Al mirarlos tan disímiles y a la vez tan semejantes; al notarlos más pendientes de sus obsesiones comunes que de sus diferencias, no pude evitar estas interrogantes: ¿En qué instante se bifurcan los caminos y estos seres adorables se nos convierten, a veces, en hijos sangrones, mal educados, viciados como esponjas que recogen lo peor del paisaje social? ¿Cómo es posible que en menos de un año —digamos en ese tránsito del sexto al séptimo grado de enseñanza— sean tomados por una adultez sospechosa, por cuenta de la cual, por ejemplo, una niña que era redondita y feliz de pronto se niega a comer, porque hay que ser delgada como el palo de hervir la ropa, porque así lo dicta un patrón de belleza entronizado en el colectivo nuevo, patrón caído ya sabemos de qué cielos? ¿Por qué esas niñas vestidas como mujeres? ¿Por qué esos niños obligados a desafiar tempranamente como hombres, atizados por una violencia que no nació con ellos?
En la Isla, donde la infancia se cuida y defiende mucho, sería promisorio lograr un crecimiento más coherente de los que van abriendo los ojos a un mundo cada vez más complejo y convulso. No estoy proponiendo amamantar vagos e ignorantes. No hablo de hacer inútiles, blanditos, necios a quienes nadie enseñó cómo asumir los desafíos de su tiempo, y que piensan, cuando se quedan a la vera del camino, que los demás tienen la culpa y ellos son las víctimas.
Hablo de formar, como me comentaba un amigo especializado en el trabajo social, mujeres y hombres de bien, con ética y sentimientos, que en los primeros años deberán aprender a ser ciudadanos decentes; y que luego tendrán oportunidad de instruirse en caminos elegidos, pero ya armados con una visión humanista y fina de la vida, de la cual se apropiaron en los primeros nueve o diez años de docencia.
Es cardinal, para la sociedad que anhelamos, no marchitar tan pronto la infancia de los más jóvenes. Si esa temporada lleva consigo los buenos modales y hasta el desprejuicio, entonces defendámosla con toda fuerza. Es algo que ha sido imposible lograr dejando a la escuela en solitario, sin la complicidad y el protagonismo de la familia. Es algo que se resolverá con, y sobre todo, desde el hogar, ese templo que es el eje de la rueda, universo donde se teje el destino de los hijos.

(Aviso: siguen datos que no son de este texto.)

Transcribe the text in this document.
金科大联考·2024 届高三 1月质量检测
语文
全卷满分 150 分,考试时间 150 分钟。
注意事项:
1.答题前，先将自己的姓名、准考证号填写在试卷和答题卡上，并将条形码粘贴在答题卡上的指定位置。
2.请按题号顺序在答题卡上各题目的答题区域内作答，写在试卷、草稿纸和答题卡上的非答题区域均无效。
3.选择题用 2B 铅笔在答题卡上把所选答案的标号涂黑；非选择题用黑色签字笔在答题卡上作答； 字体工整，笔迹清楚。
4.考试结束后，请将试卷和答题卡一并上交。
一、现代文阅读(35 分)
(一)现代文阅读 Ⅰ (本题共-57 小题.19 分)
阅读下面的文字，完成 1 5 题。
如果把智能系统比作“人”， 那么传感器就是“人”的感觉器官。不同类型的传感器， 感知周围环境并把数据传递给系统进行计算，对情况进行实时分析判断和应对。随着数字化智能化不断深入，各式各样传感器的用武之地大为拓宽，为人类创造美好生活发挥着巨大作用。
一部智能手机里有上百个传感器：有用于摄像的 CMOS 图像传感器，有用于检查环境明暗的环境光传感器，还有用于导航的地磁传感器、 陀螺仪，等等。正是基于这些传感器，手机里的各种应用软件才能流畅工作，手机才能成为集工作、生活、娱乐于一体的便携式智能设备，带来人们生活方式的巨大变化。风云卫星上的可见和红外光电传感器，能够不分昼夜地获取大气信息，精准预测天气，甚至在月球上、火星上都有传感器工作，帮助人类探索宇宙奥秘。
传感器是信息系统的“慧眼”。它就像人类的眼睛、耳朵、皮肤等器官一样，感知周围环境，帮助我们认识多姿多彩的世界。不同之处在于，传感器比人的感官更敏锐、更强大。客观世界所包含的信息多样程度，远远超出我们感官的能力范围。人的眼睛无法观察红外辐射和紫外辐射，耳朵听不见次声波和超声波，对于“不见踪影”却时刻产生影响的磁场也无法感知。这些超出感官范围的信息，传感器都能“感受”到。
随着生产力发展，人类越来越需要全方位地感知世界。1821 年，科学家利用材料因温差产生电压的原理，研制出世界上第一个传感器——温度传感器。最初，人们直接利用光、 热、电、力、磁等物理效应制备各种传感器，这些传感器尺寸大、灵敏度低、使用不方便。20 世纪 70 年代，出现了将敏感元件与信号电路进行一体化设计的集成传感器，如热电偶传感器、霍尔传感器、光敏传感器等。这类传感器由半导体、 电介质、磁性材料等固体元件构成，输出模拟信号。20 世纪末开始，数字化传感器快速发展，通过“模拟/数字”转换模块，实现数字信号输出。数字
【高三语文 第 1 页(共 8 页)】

Si en los primeros años la escuela logra la magia de mantener a sus discípulos unidos e igualados por la inocencia y la disciplina, tendremos que seguir buscando fórmulas en ese laboratorio infinito que es el bregar por el tiempo, para que crecer no signifique en algunos que hoy nos enternecen, dejar atrás la bondad, la capacidad de conmoverse, la rectitud ante los semejantes, y otras líneas de virtud que parecen estar claras en esos días iniciales, cuando las mañanas son más amarillas y respirar lleva el sabor de la inmortalidad.